Personne ne se l’est jamais demandé. Surtout, personne ne le lui a jamais
demandé. Et il repart comme les autres, dans une sorte de mépris, sans qu’on
lui en demande plus, sans qu’il ait apporté le moindre élément qui pourrait
trahir ce qu’ils ont fait cette nuit-là, quand ils ont séquestré deux
personnes, qu’ils en ont torturé une, et qu’ils sont allés en chercher trois
autres pour les présenter comme les victimes d’une bande de ravisseurs. Où
sont-ils allés les chercher, ces trois-là, dont une enfant de onze ans ?
Par qui avaient-ils été enlevés et qui protège-t-on dans cette affaire ?
Je n’ai toujours pas le début d’une réponse.
    Mais tout de même, à mesure que le procès avance, Horacio me
reconfirme sa confiance. C’est vrai que rien de solide ne peut être retenu
contre moi. Les témoignages des personnes présentées comme mes victimes n’ont
pas paru très crédibles : elles se sont ouvertement contredites et
d’ailleurs, selon mon avocat, le droit mexicain dit qu’en cas de témoignages
contradictoires, force doit rester à la première version, considérée comme la
plus spontanée. Dans leur première version, ni Cristina ni son fils ne parlent
de moi. Au contraire : ils affirment ne jamais m’avoir vue ni entendue.

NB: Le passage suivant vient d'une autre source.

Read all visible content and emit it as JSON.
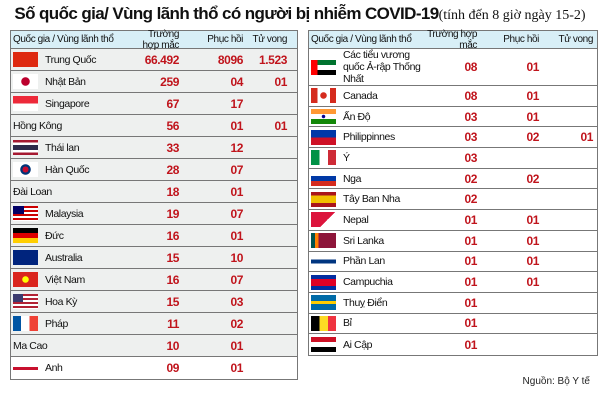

Alors, je tente de faire comme Horacio Garcia : j’essaie d’avoir
confiance.
    Et le procès continue.
    En ce moment il y a beaucoup de changements, à la prison de
Tepepan. Des filles avec lesquelles je m’entendais bien sont remises en liberté
ou transférées. Notamment celle qui m’avait tellement protégée, conseillée, qui
avait été là dans les moments où je lâchais prise. Elle s’en va et je me rends
alors compte que je suis seule ici. Je ne me l’étais encore jamais dit de cette
manière, justement parce qu’elle était là, avec son autorité presque
maternelle, résolument protectrice sans que je sache exactement pourquoi. Mais
c’était ainsi : j’avais à peine le temps d’éternuer qu’elle me tendait un
mouchoir !
    Ma deuxième période de dépression commence. En tout cas, je
perds à peu près dix kilos en quelques mois, alors que je n’étais déjà pas bien
grosse. Je vois les os de mes bras ressortir, je n’ai plus la force
d’entreprendre quoi que ce soit. En France, l’élection présidentielle est
remportée par Nicolas Sarkozy, mais cela ne me fait ni chaud ni froid. Je suis
si loin de tout cela. Si seule. Si désemparée.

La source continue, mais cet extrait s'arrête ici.